Запорожцы побледнели, а вернее сказать, посинели и, свесив головы, молча топтались у дверей.
Князь велел пану Маскевичу взять от них послание и прочесть.
Письмо было смиренное. В Хмельницком хоть и после Корсуня, но лисица взяла верх надо львом, а змея над орлом, так как он не забывал, что пишет к Вишневецкому. То ли он заискивал, чтобы сбить с толку и тем вернее укусить, но заискивал он явно. Он писал, что все случилось по вине Чаплинского, что гетманам просто приключилась превратность фортуны и что этому не он, не Хмельницкий, причиной, но злая доля и утеснения, каковые на Украйне казаки терпят. Однако ж князя он просит, чтобы тот этим не огорчался, а соблаговолил ему простить, за что он навсегда останется покорным и смиренным княжеским слугою, а чтобы княжескую милость для посланцев своих обрести и от ярости княжеского гнева их уберечь, он сообщил, что товарища гусарского, пана Скшетуского, каковой на Сечи схвачен, отпускает целым и невредимым.
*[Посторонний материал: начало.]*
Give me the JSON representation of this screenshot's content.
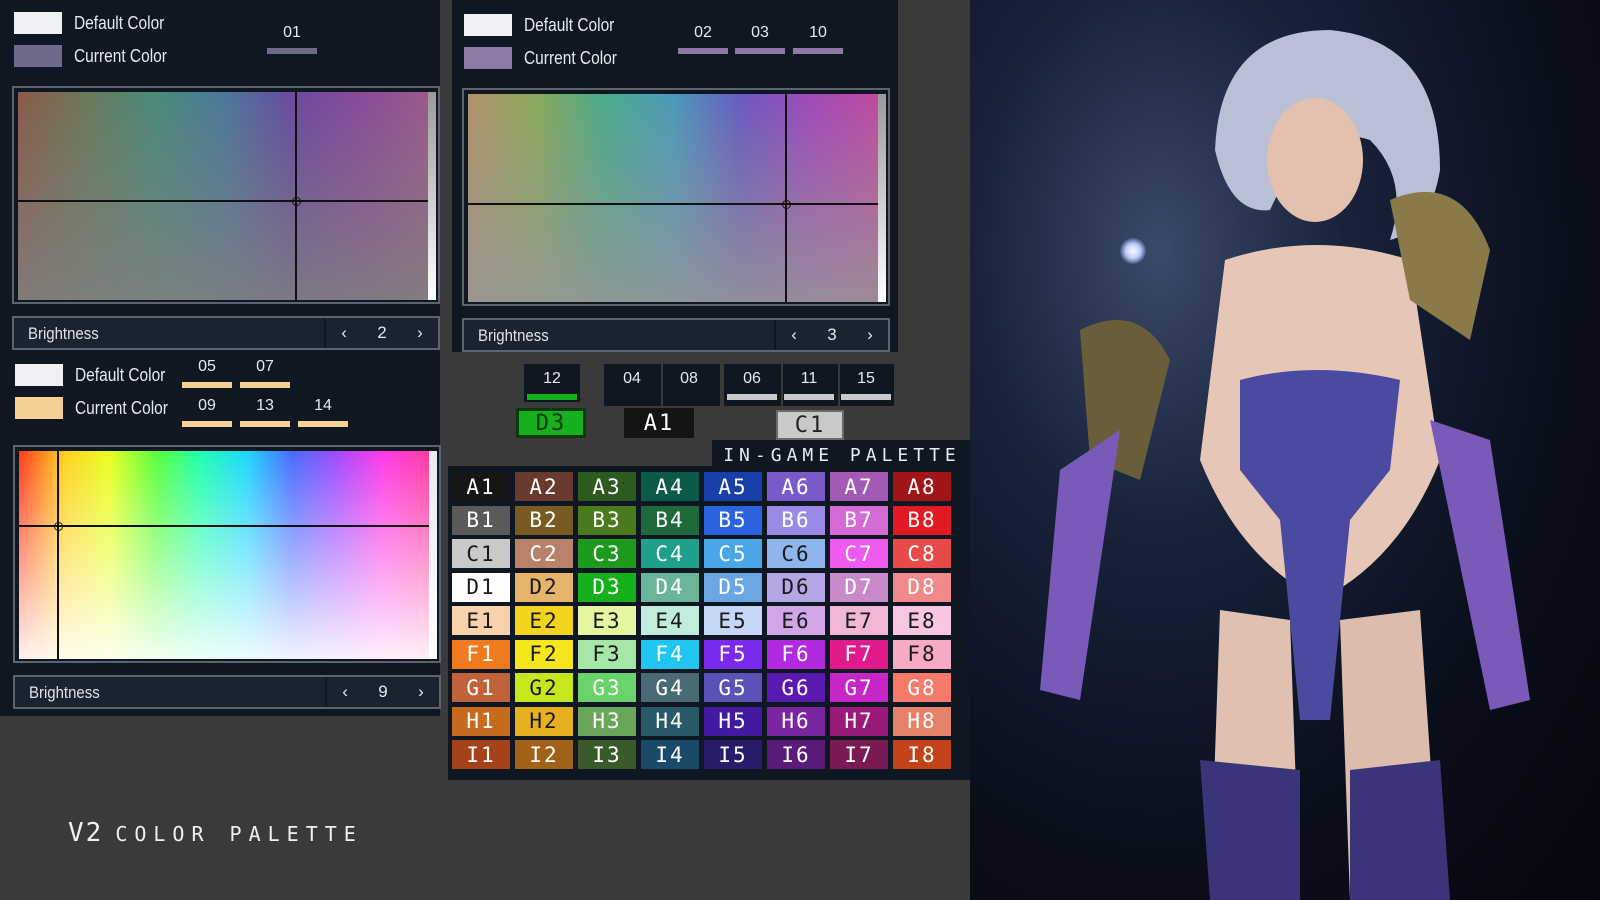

Тут следовали жалобы на строптивость пана Скшетуского, ибо тот письмо от Хмельницкого ко князю взять не пожелал, чем достоинство гетманское и всего Войска Запорожского весьма не уважил. Этой-то именно гордыне и небрежению, каковые постоянно терпели казаки от ляхов, приписывал Хмельницкий все, что случилось, начиная от Желтых Вод и до Корсуня. Завершалось письмо уверениями в сожалении, в верности Речи Посполитой, а также обещаниями оставаться послушным слугою, княжеской воле покорным.